Objective: Parse CPBind property files and output standardized CSV.

Files:

  • Create: data-scraping/sources/03_cpbind/src/03_cpbind.py

Key implementation notes:

  1. No download function — raw files already downloaded manually (too large for urllib).

  2. Schema mapping from CPBind columns:

    • CPBind_unique_basic.tsv: has structure IDs, peptide length, receptor info, filter metrics
    • CPBind_unique_affinity.csv: has Rosetta ddG and Vina scores per structure
  3. Affinity handling:

    • Rosetta ddG: units are kcal/mol. Lower (more negative) = stronger binding.
    • Vina score: units are kcal/mol. Lower (more negative) = stronger binding.
    • These are NOT directly comparable to experimental Kd/IC50. We’ll store them as-is in affinity_value with unit “kcal/mol” and type “ddG” (Rosetta) or “Vina_score”.
    • Convert ddG to approximate Kd using: Kd ≈ exp(ddG / RT) where R=0.001987 kcal/(mol·K), T=298K. Store in affinity_value_nM for cross-source comparison, but flag as computed approximation.
    • affinity_is_computed = True for ALL entries.
    • is_binder based on the dataset’s own filter: ddG < -25 and Vina < -6 (original CPBind definition).
  4. Peptide sequence: Not directly available in property files. Extract from structure filenames in index file — the format is {AFDB_id}_{first_residue}_{last_residue}_relaxed. Store peptide length from basic file.

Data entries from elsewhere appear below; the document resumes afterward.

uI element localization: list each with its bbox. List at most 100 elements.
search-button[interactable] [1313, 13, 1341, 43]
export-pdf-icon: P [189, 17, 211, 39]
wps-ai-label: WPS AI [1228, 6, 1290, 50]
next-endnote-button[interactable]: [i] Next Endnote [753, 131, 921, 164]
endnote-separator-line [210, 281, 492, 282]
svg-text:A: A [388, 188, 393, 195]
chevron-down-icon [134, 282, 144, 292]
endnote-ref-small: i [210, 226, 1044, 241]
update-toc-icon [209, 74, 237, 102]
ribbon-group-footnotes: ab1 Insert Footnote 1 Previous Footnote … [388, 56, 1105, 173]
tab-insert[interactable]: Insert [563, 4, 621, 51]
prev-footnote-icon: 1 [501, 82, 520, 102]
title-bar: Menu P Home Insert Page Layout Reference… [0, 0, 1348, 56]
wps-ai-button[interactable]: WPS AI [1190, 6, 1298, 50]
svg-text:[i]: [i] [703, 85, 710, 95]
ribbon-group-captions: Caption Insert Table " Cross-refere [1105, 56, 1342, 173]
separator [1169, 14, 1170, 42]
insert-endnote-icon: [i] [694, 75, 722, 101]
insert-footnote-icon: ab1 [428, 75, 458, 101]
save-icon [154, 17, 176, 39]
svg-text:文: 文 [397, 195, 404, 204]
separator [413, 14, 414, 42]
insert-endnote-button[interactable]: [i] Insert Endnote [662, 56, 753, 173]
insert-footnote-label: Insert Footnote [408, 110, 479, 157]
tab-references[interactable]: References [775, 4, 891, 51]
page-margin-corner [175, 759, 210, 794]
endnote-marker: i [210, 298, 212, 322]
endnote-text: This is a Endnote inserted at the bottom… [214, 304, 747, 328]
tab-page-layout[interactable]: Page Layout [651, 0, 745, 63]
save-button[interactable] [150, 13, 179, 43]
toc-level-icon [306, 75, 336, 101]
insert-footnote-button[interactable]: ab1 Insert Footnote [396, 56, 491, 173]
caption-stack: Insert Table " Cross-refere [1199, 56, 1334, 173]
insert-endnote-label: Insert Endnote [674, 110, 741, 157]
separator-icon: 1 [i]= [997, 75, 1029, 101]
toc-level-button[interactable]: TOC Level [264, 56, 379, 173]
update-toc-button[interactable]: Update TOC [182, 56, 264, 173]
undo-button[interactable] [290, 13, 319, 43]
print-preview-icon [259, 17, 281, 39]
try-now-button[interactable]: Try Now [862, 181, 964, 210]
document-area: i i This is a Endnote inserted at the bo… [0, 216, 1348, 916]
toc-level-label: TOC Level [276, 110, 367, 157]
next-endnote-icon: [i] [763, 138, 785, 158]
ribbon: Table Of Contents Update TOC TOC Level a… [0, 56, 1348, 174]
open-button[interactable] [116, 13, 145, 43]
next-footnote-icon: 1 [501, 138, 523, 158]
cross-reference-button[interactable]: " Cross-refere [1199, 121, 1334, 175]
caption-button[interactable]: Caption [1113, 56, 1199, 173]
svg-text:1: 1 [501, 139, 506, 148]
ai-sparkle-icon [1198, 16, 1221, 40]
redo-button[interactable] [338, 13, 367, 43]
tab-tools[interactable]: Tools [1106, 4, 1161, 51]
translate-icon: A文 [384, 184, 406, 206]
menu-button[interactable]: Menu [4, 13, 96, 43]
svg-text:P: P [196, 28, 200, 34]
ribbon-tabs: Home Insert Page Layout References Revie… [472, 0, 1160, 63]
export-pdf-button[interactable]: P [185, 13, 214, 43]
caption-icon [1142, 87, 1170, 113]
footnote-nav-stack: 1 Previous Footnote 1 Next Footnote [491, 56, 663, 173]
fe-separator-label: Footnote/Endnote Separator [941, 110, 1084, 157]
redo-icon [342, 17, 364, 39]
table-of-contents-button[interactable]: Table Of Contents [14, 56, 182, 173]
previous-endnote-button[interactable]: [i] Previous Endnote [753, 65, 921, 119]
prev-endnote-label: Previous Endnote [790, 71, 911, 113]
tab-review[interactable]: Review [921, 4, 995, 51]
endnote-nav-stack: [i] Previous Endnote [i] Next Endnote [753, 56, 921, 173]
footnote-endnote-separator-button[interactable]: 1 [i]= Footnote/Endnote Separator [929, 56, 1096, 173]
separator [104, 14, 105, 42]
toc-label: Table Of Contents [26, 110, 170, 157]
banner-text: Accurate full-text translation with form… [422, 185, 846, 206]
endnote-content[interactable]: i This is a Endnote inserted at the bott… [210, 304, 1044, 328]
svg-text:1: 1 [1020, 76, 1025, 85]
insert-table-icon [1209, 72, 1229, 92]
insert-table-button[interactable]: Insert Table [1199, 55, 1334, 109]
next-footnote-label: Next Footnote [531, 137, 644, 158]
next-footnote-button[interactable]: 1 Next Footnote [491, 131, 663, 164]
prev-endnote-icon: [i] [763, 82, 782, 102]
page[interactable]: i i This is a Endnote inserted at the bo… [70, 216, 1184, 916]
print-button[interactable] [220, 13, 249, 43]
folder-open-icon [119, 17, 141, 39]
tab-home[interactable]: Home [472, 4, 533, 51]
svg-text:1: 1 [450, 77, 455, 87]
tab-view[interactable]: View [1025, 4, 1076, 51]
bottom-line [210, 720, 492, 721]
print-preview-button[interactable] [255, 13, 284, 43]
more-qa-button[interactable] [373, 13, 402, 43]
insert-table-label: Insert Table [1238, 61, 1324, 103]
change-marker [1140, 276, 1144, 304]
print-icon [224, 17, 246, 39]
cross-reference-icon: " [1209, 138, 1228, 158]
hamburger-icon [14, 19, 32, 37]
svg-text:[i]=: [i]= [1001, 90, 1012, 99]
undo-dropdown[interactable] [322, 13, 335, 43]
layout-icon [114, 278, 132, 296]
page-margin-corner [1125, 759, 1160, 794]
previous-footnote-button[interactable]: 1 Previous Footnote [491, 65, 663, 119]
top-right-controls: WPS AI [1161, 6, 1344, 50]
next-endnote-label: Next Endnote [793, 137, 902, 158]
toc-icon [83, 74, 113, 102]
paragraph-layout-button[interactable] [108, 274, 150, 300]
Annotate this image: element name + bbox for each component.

  5. Cyclization types: From basic file or inferred from structure naming (CysCys = disulfide, HeadTail = head_to_tail, IsoPep = isopeptide/thioether).

  6. Target protein: AFDB ID from structure name (before the residue range). Not human-readable protein names.

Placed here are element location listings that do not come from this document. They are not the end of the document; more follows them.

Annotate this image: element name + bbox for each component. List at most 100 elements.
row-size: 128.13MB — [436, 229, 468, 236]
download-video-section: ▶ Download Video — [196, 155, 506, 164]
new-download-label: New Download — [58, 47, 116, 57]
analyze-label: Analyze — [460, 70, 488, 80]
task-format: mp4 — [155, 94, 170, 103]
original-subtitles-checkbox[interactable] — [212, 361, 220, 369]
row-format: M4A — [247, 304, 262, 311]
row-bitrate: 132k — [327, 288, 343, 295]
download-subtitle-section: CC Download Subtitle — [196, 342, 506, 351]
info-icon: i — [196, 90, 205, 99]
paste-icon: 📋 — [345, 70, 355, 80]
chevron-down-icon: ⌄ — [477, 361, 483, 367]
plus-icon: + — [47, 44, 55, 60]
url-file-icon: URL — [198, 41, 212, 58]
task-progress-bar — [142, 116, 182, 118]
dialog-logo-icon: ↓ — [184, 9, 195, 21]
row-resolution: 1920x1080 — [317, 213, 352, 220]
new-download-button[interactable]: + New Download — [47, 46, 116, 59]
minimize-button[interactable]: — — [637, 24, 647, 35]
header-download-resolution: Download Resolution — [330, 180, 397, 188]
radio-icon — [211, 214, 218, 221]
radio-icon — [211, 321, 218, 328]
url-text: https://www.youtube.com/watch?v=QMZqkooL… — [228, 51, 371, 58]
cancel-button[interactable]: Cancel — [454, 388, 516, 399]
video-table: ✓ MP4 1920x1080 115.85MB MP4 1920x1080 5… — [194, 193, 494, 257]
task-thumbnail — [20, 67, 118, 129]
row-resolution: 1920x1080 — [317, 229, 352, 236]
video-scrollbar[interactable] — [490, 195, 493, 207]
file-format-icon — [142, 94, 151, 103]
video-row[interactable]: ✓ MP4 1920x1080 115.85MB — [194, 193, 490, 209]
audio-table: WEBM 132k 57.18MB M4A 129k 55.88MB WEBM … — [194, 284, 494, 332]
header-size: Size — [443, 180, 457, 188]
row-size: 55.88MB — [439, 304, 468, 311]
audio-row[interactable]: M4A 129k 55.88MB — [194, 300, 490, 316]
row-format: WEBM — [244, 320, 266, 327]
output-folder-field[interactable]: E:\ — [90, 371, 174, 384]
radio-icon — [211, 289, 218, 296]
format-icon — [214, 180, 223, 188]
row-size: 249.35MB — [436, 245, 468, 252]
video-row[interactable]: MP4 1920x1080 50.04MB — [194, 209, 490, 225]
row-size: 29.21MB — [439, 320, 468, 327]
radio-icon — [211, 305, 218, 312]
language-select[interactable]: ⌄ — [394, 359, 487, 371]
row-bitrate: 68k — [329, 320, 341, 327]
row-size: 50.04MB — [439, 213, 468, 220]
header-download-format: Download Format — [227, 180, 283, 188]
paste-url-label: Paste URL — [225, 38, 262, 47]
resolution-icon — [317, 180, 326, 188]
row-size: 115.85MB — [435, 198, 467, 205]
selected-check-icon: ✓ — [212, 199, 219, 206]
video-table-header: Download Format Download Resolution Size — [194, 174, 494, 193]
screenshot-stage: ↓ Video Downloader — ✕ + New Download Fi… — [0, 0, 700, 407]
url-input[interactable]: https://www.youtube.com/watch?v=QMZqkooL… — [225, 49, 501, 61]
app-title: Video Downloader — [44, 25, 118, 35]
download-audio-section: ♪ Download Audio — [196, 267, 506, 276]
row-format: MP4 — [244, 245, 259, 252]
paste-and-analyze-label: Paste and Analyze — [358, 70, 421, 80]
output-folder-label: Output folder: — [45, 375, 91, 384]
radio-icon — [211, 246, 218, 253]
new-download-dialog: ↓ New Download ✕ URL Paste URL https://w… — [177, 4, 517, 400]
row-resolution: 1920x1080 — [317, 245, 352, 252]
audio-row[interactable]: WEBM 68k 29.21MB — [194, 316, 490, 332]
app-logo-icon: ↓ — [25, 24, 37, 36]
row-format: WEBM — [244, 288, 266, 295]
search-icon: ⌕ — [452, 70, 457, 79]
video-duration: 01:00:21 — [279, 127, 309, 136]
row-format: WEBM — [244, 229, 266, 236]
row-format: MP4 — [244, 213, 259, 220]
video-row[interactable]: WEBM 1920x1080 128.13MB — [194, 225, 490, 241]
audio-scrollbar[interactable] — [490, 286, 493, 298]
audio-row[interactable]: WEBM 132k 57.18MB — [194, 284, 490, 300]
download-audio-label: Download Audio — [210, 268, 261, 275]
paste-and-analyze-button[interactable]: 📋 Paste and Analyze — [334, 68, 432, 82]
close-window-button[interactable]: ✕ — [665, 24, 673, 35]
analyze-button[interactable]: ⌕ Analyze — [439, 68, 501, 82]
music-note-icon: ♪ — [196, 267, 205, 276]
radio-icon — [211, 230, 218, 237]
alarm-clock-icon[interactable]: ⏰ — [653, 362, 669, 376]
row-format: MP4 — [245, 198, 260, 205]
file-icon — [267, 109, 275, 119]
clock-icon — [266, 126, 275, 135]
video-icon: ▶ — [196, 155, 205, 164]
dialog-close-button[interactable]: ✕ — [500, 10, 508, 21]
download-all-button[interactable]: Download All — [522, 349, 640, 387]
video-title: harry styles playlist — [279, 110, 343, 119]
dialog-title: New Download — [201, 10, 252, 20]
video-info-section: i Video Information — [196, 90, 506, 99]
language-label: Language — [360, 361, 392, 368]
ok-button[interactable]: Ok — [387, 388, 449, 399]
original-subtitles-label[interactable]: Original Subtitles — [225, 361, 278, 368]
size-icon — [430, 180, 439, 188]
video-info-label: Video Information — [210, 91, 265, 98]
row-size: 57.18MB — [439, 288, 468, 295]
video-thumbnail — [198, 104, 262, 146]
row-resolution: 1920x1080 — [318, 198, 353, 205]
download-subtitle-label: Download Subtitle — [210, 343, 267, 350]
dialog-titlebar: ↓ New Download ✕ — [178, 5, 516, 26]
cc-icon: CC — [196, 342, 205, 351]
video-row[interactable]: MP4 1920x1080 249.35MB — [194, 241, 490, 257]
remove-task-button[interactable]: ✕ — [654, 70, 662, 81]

  7. Follow the pattern from 01_ppikb.py and 02_cyclicpepedia.py for directory structure:

    SOURCE_DIR = Path(__file__).parent.parent
    RAW_DIR = SOURCE_DIR / "raw"
    OUTPUT_DIR = SOURCE_DIR / "output"
    OUTPUT_DIR.mkdir(parents=True, exist_ok=True)

Pseudocode:

def extract():
    # Load basic.tsv (TSV)
    df_basic = pd.read_csv(RAW_DIR / "CPBind_unique_basic.tsv", sep="\t")
    # Load affinity.csv
    df_aff = pd.read_csv(RAW_DIR / "CPBind_unique_affinity.csv")
    # Load index.txt
    with open(RAW_DIR / "CPBind_unique_index.txt") as f:
        index_entries = [line.strip() for line in f if line.strip()]
    
    # Merge basic + affinity on structure ID
    df = df_basic.merge(df_aff, on=<common_key>, how="left")
    
    # Parse entries
    for _, row in df.iterrows():
        # Extract cyclization type from naming convention
        # Map ddG + Vina to affinity fields
        # Convert ddG to approximate Kd_nM
        # Build standardized row
    
    return pd.DataFrame(rows)

Verify: Script runs without error, outputs 03_cpbind.csv to output/.

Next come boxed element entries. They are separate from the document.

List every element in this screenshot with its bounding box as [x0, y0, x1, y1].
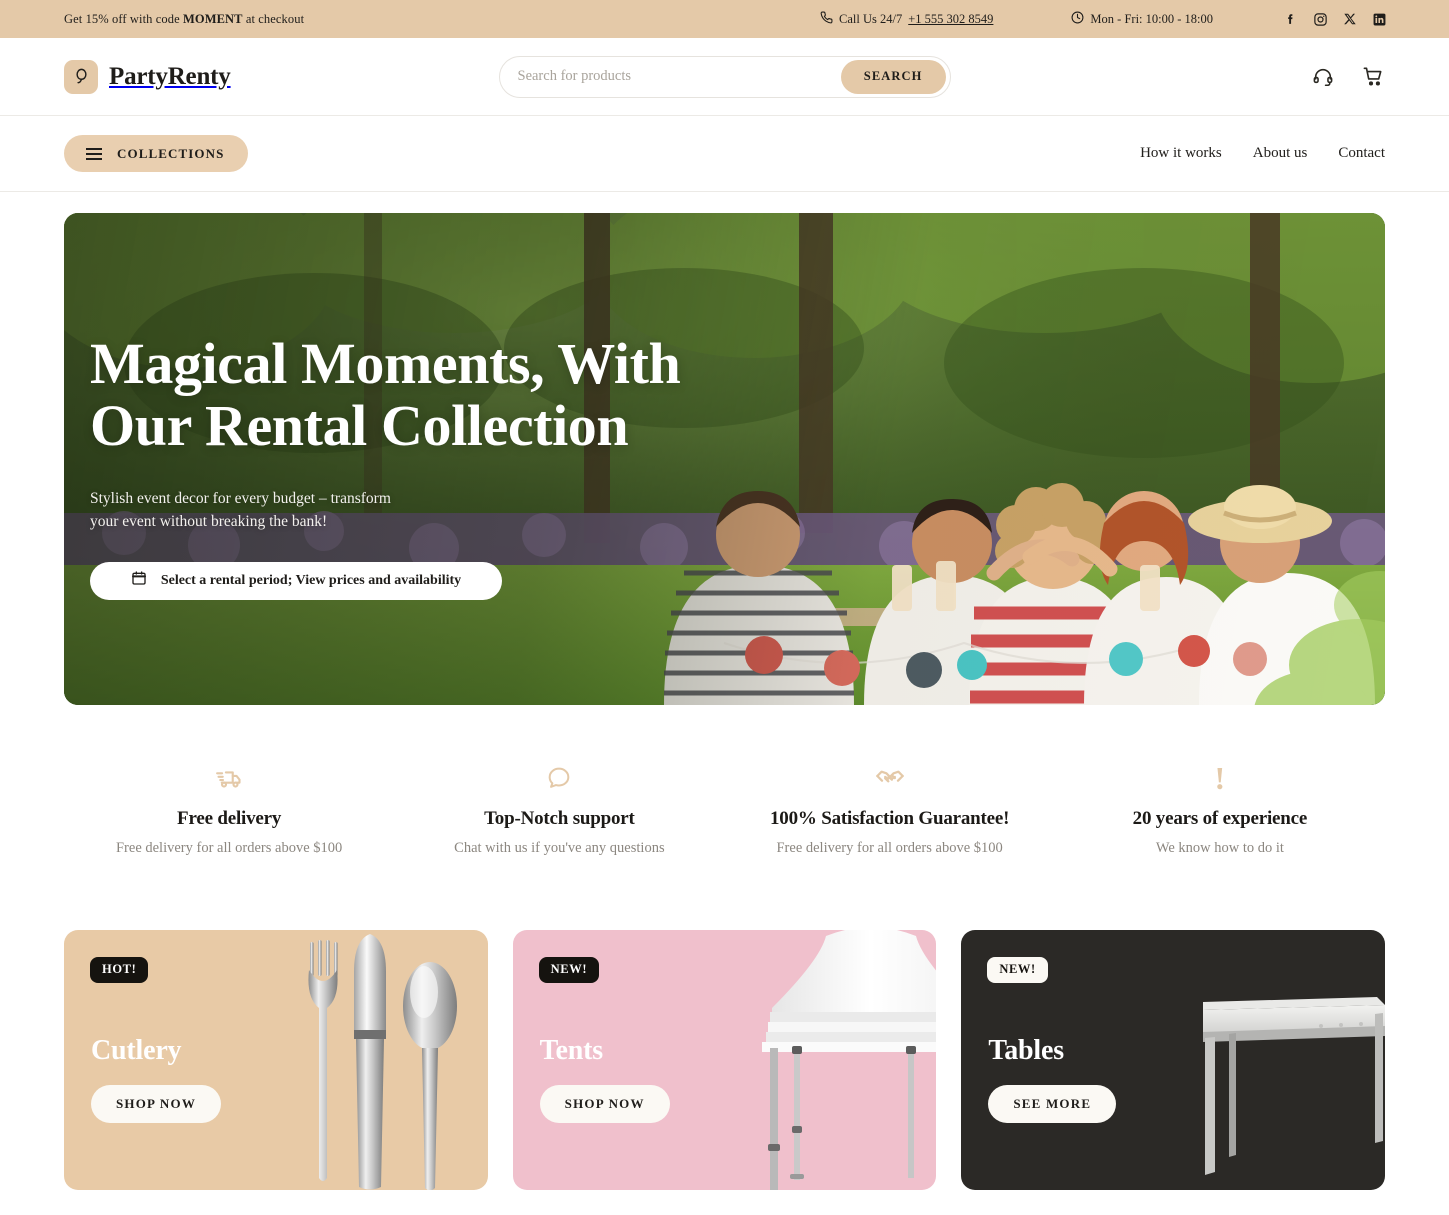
search-button[interactable]: SEARCH [840, 59, 946, 94]
exclamation-icon: ! [1055, 762, 1385, 794]
promo-prefix: Get 15% off with code [64, 11, 183, 26]
select-rental-period-button[interactable]: Select a rental period; View prices and … [90, 561, 502, 600]
see-more-button-tables[interactable]: SEE MORE [988, 1085, 1117, 1123]
site-header: PartyRenty SEARCH [0, 38, 1449, 116]
hero-content: Magical Moments, With Our Rental Collect… [90, 331, 850, 600]
feature-desc: Free delivery for all orders above $100 [115, 840, 343, 856]
shopping-cart-icon[interactable] [1362, 65, 1385, 88]
call-us-label: Call Us 24/7 [839, 11, 903, 26]
card-badge: HOT! [90, 957, 149, 983]
nav-links: How it works About us Contact [1140, 145, 1385, 162]
shop-now-button-cutlery[interactable]: SHOP NOW [91, 1085, 222, 1123]
features-section: Free delivery Free delivery for all orde… [0, 705, 1449, 857]
shop-now-button-tents[interactable]: SHOP NOW [539, 1085, 670, 1123]
card-title: Cutlery [91, 1035, 182, 1066]
feature-title: Free delivery [177, 808, 282, 829]
handshake-icon [725, 762, 1055, 794]
hero-title-line-1: Magical Moments, With [90, 331, 681, 396]
phone-icon [820, 11, 833, 28]
header-actions [1312, 65, 1385, 88]
balloon-icon [64, 59, 98, 94]
search-input[interactable] [517, 68, 841, 85]
facebook-icon[interactable] [1283, 12, 1298, 27]
tent-art [762, 930, 937, 1190]
delivery-truck-icon [64, 762, 394, 794]
feature-title: Top-Notch support [484, 808, 635, 829]
social-links [1283, 12, 1387, 27]
category-card-tables[interactable]: NEW! Tables SEE MORE [961, 930, 1385, 1190]
opening-hours-block: Mon - Fri: 10:00 - 18:00 [1071, 11, 1213, 28]
nav-link-contact[interactable]: Contact [1338, 145, 1385, 162]
main-nav: COLLECTIONS How it works About us Contac… [0, 116, 1449, 192]
exclamation-glyph: ! [1214, 760, 1226, 796]
feature-free-delivery: Free delivery Free delivery for all orde… [64, 762, 394, 857]
nav-link-how-it-works[interactable]: How it works [1140, 145, 1222, 162]
nav-link-about-us[interactable]: About us [1253, 145, 1308, 162]
promo-text: Get 15% off with code MOMENT at checkout [64, 12, 304, 27]
chat-bubble-icon [394, 762, 724, 794]
card-badge: NEW! [538, 957, 600, 983]
linkedin-icon[interactable] [1372, 12, 1387, 27]
category-cards: HOT! Cutlery SHOP NOW NEW! Tents SHOP NO… [0, 857, 1449, 1215]
card-title: Tables [988, 1035, 1064, 1066]
clock-icon [1071, 11, 1084, 28]
hero-cta-label: Select a rental period; View prices and … [160, 572, 462, 588]
hero-subtitle-line-1: Stylish event decor for every budget – t… [90, 490, 391, 508]
feature-title: 20 years of experience [1132, 808, 1308, 829]
card-title: Tents [539, 1035, 604, 1066]
calendar-icon [131, 570, 147, 591]
page-root: Get 15% off with code MOMENT at checkout… [0, 0, 1449, 1215]
support-headset-icon[interactable] [1312, 66, 1334, 88]
feature-desc: Free delivery for all orders above $100 [776, 840, 1003, 856]
card-badge: NEW! [987, 957, 1048, 983]
hamburger-icon [86, 147, 102, 160]
feature-support: Top-Notch support Chat with us if you've… [394, 762, 724, 857]
hero-title-line-2: Our Rental Collection [90, 393, 629, 459]
collections-label: COLLECTIONS [117, 145, 225, 161]
opening-hours-text: Mon - Fri: 10:00 - 18:00 [1090, 11, 1213, 26]
instagram-icon[interactable] [1313, 12, 1328, 27]
feature-satisfaction: 100% Satisfaction Guarantee! Free delive… [725, 762, 1055, 857]
table-art [1202, 997, 1385, 1175]
collections-button[interactable]: COLLECTIONS [64, 135, 249, 172]
announcement-bar: Get 15% off with code MOMENT at checkout… [0, 0, 1449, 38]
category-card-tents[interactable]: NEW! Tents SHOP NOW [512, 930, 937, 1190]
cutlery-art [308, 934, 457, 1190]
feature-desc: Chat with us if you've any questions [454, 840, 665, 856]
promo-code: MOMENT [182, 11, 243, 26]
hero-title: Magical Moments, With Our Rental Collect… [90, 331, 850, 459]
hero-subtitle: Stylish event decor for every budget – t… [90, 487, 850, 534]
search-bar: SEARCH [498, 55, 951, 98]
brand-name: PartyRenty [109, 62, 231, 90]
x-twitter-icon[interactable] [1343, 12, 1357, 26]
promo-suffix: at checkout [242, 11, 305, 26]
brand-logo[interactable]: PartyRenty [64, 59, 231, 94]
call-us-block: Call Us 24/7 +1 555 302 8549 [820, 11, 993, 28]
hero-subtitle-line-2: your event without breaking the bank! [90, 513, 328, 531]
hero-banner: Magical Moments, With Our Rental Collect… [64, 213, 1385, 705]
hero-section: Magical Moments, With Our Rental Collect… [0, 192, 1449, 705]
feature-desc: We know how to do it [1155, 840, 1284, 856]
category-card-cutlery[interactable]: HOT! Cutlery SHOP NOW [64, 930, 488, 1190]
feature-experience: ! 20 years of experience We know how to … [1055, 762, 1385, 857]
phone-number-link[interactable]: +1 555 302 8549 [908, 12, 993, 27]
feature-title: 100% Satisfaction Guarantee! [769, 808, 1010, 829]
topbar-right-group: Call Us 24/7 +1 555 302 8549 Mon - Fri: … [820, 11, 1429, 28]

Task 4: Run extraction and verify output

Step 1: Run the script

cd data-scraping/sources/03_cpbind/src
python3 03_cpbind.py

Step 2: Verify output

wc -l data-scraping/sources/03_cpbind/output/03_cpbind.csv
head -2 data-scraping/sources/03_cpbind/output/03_cpbind.csv

Expected: ~101K rows, all marked affinity_is_computed=True.

Step 3: Sanity checks

  • Every entry has affinity_is_computed=True
  • ddG and Vina values are negative (binding)
  • Peptide lengths are reasonable (5-50 residues)
  • No duplicate entry_ids

Open Questions / Risks

  1. Large download: 3.9 GB for CPBind_unique. May need to fall back to Kaggle API if Zenodo is slow.
  2. Column names unknown: Need to inspect actual CSV headers after extraction to confirm mapping. Plan will be updated after Task 2 inspection.
  3. No peptide sequences: CPBind property files likely don’t have sequences — only structure IDs. Sequences are encoded in PDB files (which we skip). We’ll store what we can from the basic file and index.
  4. Computed vs experimental: CPBind affinities are all computed. They’re useful for training but not for experimental benchmarks. The final collation step should keep these clearly separated.